We line up and wait our turn to plunge. I stand with cowboys, cowgirls, baseball players, hillbillies and a pair of 6 year olds. Most of us stand barefoot on the cold concrete. The waiting is the worst. One by one, plungers are introduced by wireless microphone then climb a six-foot ladder and flop into the big blue pool. No cannonballs or diving allowed — most plungers jump feet first, then tuck under water. A few do back or belly flops. The crowd jeers one young girl who refuses to dunk her head.
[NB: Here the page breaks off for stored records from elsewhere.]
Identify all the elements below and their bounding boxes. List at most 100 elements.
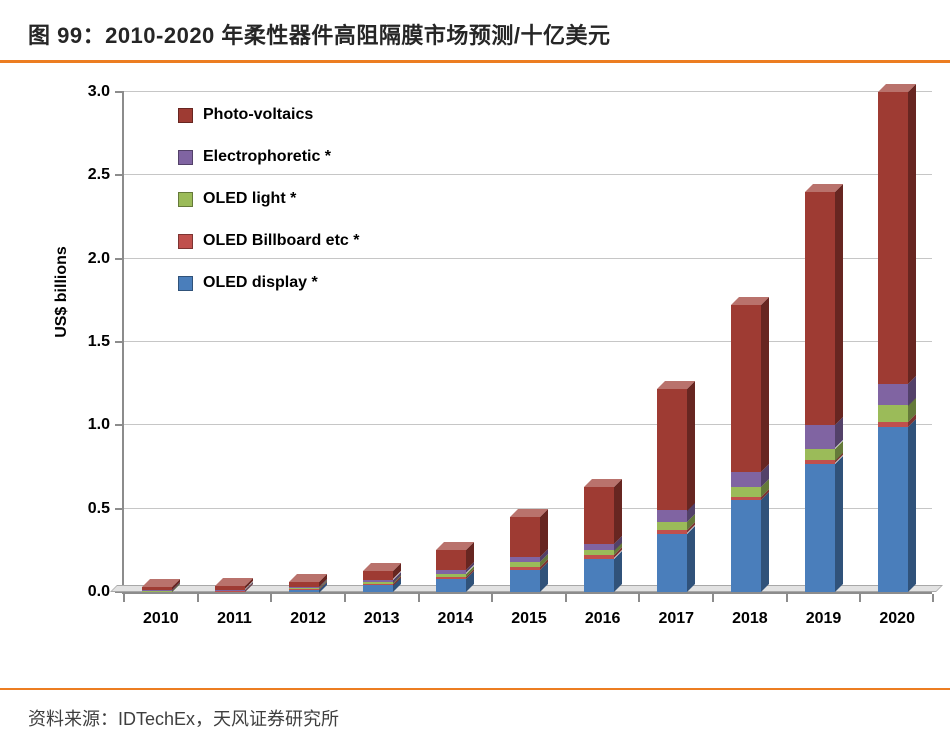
bar-segment-oled-billboard-etc: [362, 583, 393, 586]
legend-swatch: [178, 275, 193, 291]
legend-item: Electrophoretic *: [178, 148, 359, 166]
figure-title: 图 99：2010-2020 年柔性器件高阻隔膜市场预测/十亿美元: [28, 23, 611, 48]
gridline: [124, 174, 932, 176]
y-tick-label: 1.5: [87, 333, 110, 350]
bar-segment-electrophoretic: [804, 425, 835, 449]
bar-segment-side: [834, 455, 843, 592]
bar-segment-electrophoretic: [878, 383, 909, 406]
x-tick-label: 2018: [732, 610, 768, 627]
x-tick-label: 2011: [217, 610, 252, 627]
gridline: [124, 424, 932, 426]
bar-segment-side: [760, 297, 769, 472]
x-tick-mark: [196, 594, 199, 602]
bar-segment-photo-voltaics: [878, 92, 909, 384]
legend-label: OLED light *: [203, 190, 297, 207]
x-tick-mark: [491, 594, 494, 602]
gridline: [124, 257, 932, 259]
y-tick-mark: [115, 91, 124, 93]
bar-segment-oled-billboard-etc: [510, 567, 540, 571]
x-tick-mark: [417, 594, 420, 602]
bar-segment-electrophoretic: [436, 570, 467, 574]
bar-segment-oled-display: [583, 558, 614, 592]
bar-segment-oled-display: [436, 578, 467, 592]
x-tick-label: 2010: [143, 610, 179, 627]
chart-legend: Photo-voltaics Electrophoretic * OLED ligh…: [178, 106, 359, 316]
y-tick-label: 1.0: [87, 416, 110, 434]
x-tick-mark: [712, 594, 715, 602]
bar-segment-side: [613, 479, 622, 544]
bar-segment-oled-light: [215, 590, 246, 591]
legend-swatch: [178, 149, 193, 165]
bar-segment-oled-billboard-etc: [878, 422, 909, 427]
bar-segment-oled-light: [657, 522, 688, 531]
y-tick-mark: [115, 174, 124, 177]
bar-segment-electrophoretic: [510, 557, 540, 562]
x-tick-mark: [932, 594, 934, 602]
y-tick-mark: [115, 341, 124, 343]
x-tick-mark: [123, 594, 125, 602]
bar-segment-electrophoretic: [730, 472, 761, 487]
bar-segment-oled-billboard-etc: [215, 590, 246, 592]
bar-segment-oled-light: [510, 562, 540, 567]
x-tick-label: 2013: [363, 610, 400, 627]
bar-segment-oled-display: [510, 570, 540, 592]
bar-segment-side: [908, 84, 917, 384]
y-tick-mark: [115, 591, 124, 593]
bar-segment-oled-billboard-etc: [583, 555, 614, 559]
plot-area: 0.0 0.5 1.0 1.5 2.0 2.5 3.0 2010 2011 2012 2013 201…: [88, 83, 943, 627]
x-tick-label: 2019: [805, 610, 842, 627]
legend-label: OLED display *: [203, 274, 318, 291]
bar-segment-photo-voltaics: [730, 305, 761, 472]
bar-segment-photo-voltaics: [141, 586, 172, 590]
bar-segment-electrophoretic: [583, 543, 614, 551]
bar-segment-photo-voltaics: [436, 550, 467, 571]
y-tick-label: 3.0: [87, 83, 110, 100]
y-tick-mark: [115, 507, 124, 510]
legend-swatch: [178, 191, 193, 207]
bar-segment-oled-light: [804, 448, 835, 461]
bar-segment-oled-billboard-etc: [804, 460, 835, 464]
title-divider: [0, 60, 950, 63]
bar-segment-electrophoretic: [362, 579, 393, 582]
footer-divider: [0, 688, 950, 690]
bar-segment-side: [908, 419, 917, 592]
bar-segment-side: [687, 380, 696, 511]
bar-segment-photo-voltaics: [362, 571, 393, 580]
gridline: [124, 507, 932, 509]
y-tick-label: 2.0: [87, 249, 110, 267]
bar-segment-photo-voltaics: [215, 586, 246, 590]
bar-segment-oled-billboard-etc: [436, 577, 467, 579]
bar-segment-electrophoretic: [215, 589, 246, 591]
legend-label: Photo-voltaics: [203, 106, 314, 123]
bar-segment-side: [687, 525, 696, 592]
legend-swatch: [178, 107, 193, 123]
legend-item: OLED Billboard etc *: [178, 232, 359, 250]
bar-segment-oled-display: [289, 589, 320, 592]
x-tick-label: 2016: [584, 610, 621, 627]
y-tick-label: 0.5: [87, 499, 110, 517]
x-tick-mark: [564, 594, 567, 602]
source-note: 资料来源：IDTechEx，天风证券研究所: [28, 709, 340, 729]
bar-segment-oled-billboard-etc: [730, 497, 761, 501]
legend-swatch: [178, 233, 193, 249]
bar-segment-oled-display: [215, 591, 246, 592]
bar-segment-photo-voltaics: [657, 388, 688, 511]
x-tick-mark: [859, 594, 862, 602]
y-tick-mark: [115, 424, 124, 427]
y-tick-label: 2.5: [87, 166, 110, 184]
bar-segment-oled-light: [878, 405, 909, 422]
gridline: [124, 341, 932, 342]
bar-segment-oled-light: [362, 582, 393, 584]
bar-segment-oled-billboard-etc: [289, 588, 320, 590]
legend-label: OLED Billboard etc *: [203, 232, 360, 249]
x-tick-mark: [785, 594, 788, 602]
bar-segment-side: [834, 184, 843, 426]
x-tick-label: 2014: [437, 610, 474, 627]
y-tick-mark: [115, 257, 124, 260]
x-tick-label: 2012: [290, 610, 326, 627]
chart-figure: US$ billions 0.0 0.5 1.0 1.5 2.0 2.5 3.0 2010 20…: [0, 80, 950, 670]
bar-segment-oled-display: [804, 463, 835, 592]
bar-segment-oled-display: [878, 427, 909, 592]
bar-segment-oled-light: [289, 588, 320, 589]
gridline: [124, 91, 932, 92]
It's my turn. Waiting in line for 20 minutes, I've noticed a few plungers trying to clamber over the side of the inflatable pool after their jumps rather than exit via the ladder. It's the cold attacking their brains, turning them to primal beasts for whom the only thing that matters is survival, not the rules of polar plunging. I vow I won't succumb to cold madness and focus on one thing — don’t fall off the ladder. I'm already cold from standing in socks on the concrete for 30 minutes, so a pool of cold water holds no fear for me. Mounting the crest of the ladder, I took one step on the other side, looked down and let myself fall face forward. Belly flop. Rachel's description is probably the most accurate:
"For a second you actually took the shape of a majestic unicorn leaping into a glacier lake."
We're in love.
I hit the water, pop up and turn around. I don't notice the cold until I touch the ladder. My chest contracts, and it's hard to breathe, but I manage to climb up the ladder and descend without grabbing a fireman's neck or head for balance. I walk briskly to a shower tent nearby spewing hot water out of six shower heads. The water burns my cold skin.
I wasn't cold for long. By the time I changed clothes and ate some Buffalo Wild Wings (the polar plunge had the best post-activity food of any event I've been a part of in 2011), I was 100 percent.
A few of my fellow plungers shared their experiences. Billy Bob (actually Nick King) of Hillbilly Heaven plunged dressed like a white trash super hero raising money on behalf of the special education center TLC (The Lincoln Center) in Wyandotte.
"It was a horrendous experience," he half joked. "Standing in line was the worst. It was wretched."
At the end of the daym around 150 participants took the plunge, raising around $25,000 for Special Olympics Michigan. Most importantly, almost everyone had a good time and my heart didn't stop.